The Academy voiced strong support for the proposed rule’s raising of the provider participation threshold from 20% to 35% of available essential community providers. ECPs serve predominantly low-income and medically underserved individuals and include family planning providers, Indian health care providers and federally qualified health centers, among others. HHS’ proposed 2023 change would require qualified health plan issuers to raise the number and geographic distribution of ECPs in their networks, where available.
“Ensuring low-income enrollees can access high-quality services at little or no cost will help improve health outcomes and advance health equity,” the Academy wrote. “The AAFP also agrees that, for plans that use tiered networks to count toward the issuer’s satisfaction of the ECP standard, ECPs must be contracted within the network tier that results in the lowest cost-sharing obligation.
“The AAFP believes that low-income consumers seeking care from ECPs should have equitable access to telehealth services,” the letter added, answering a related question in the RFI concerning virtual care and ECPs. “However, we are concerned that allowing issuers to meet ECP thresholds by replacing in-person primary care services with telehealth services could create a two-tiered system for low-income enrollees and ultimately exacerbate health inequities. We urge HHS to examine alternative options for accessible, affordable in-network services for low-income enrollees while also advancing policies to increase the number of ECPs across the country.”
The Academy cautioned against using penalties to increase physicians’ reporting of ICD-10 Z codes, particularly Z55-Z65, which allow physicians to report social and other factors influencing patients’ health. HHS noted in the proposed rule that more consistent use of these codes could enhance data collection on health-related social needs among marketplace enrollees, which could then inform federal policies.
The AAFP’s letter acknowledged the need for additional data on health-related social needs and social determinants of health and added that robust risk adjustment for physician payments was essential for advancing value-based care models and whole-person care.

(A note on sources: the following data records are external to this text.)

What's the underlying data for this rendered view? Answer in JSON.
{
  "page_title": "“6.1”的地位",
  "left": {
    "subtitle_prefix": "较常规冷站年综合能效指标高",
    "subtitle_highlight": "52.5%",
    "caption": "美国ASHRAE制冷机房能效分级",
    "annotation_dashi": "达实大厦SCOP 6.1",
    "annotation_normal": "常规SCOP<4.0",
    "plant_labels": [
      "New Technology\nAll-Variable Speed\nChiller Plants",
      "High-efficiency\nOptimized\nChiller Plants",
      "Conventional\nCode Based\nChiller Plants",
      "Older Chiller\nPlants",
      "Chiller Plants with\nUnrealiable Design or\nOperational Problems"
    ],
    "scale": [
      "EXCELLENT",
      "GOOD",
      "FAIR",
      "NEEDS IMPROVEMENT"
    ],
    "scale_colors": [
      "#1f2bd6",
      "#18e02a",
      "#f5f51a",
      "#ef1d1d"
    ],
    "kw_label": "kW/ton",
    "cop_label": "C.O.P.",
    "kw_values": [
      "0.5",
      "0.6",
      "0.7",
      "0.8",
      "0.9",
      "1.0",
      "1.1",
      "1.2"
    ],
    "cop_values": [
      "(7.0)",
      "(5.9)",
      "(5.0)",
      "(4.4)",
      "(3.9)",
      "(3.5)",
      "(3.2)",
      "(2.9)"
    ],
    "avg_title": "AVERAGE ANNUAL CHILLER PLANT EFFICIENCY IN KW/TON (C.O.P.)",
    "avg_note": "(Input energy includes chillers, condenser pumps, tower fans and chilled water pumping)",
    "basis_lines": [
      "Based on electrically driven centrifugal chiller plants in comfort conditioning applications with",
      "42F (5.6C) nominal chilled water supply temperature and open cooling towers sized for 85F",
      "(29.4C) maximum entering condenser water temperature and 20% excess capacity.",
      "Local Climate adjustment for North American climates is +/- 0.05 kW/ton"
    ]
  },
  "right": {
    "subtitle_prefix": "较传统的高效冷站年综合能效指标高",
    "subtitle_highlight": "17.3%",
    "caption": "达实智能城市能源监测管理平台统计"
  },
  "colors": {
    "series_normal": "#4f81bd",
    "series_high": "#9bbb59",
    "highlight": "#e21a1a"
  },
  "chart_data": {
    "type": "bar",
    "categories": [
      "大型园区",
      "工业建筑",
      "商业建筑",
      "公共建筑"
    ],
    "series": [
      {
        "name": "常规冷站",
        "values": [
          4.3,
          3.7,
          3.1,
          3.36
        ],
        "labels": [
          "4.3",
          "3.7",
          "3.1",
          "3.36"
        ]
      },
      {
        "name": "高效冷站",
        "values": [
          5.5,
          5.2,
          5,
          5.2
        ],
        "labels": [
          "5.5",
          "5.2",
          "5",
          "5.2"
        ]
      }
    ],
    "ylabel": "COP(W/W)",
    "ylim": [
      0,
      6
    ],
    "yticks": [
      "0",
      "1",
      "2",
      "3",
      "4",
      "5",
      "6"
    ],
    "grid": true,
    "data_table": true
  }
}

“However, we are mindful that the collection of additional data, particularly via diagnosis coding and documentation, also introduces additional burden on physician practices,” the Academy wrote. “The AAFP suggests HHS explore ways to provide additional payment for reporting Z codes that is equitable and does not exacerbate existing disparities. For example, HHS could examine the feasibility of providing payment for screening for social determinants of health when a standardized screening tool is used in alternative payment models being tested by the Center for Medicare & Medicaid Innovation.”
The letter pointed out that some family physician practices use EHR systems that do not support the reporting of more than a certain number of diagnosis codes, sometimes preventing Z code reporting.
“HHS should develop EHR certification standards for capturing Z codes and other data related to social determinants of health,” the Academy said. “EHRs should be required to implement these standards in a manner that does not increase burden or impose additional expenses on physician practices.”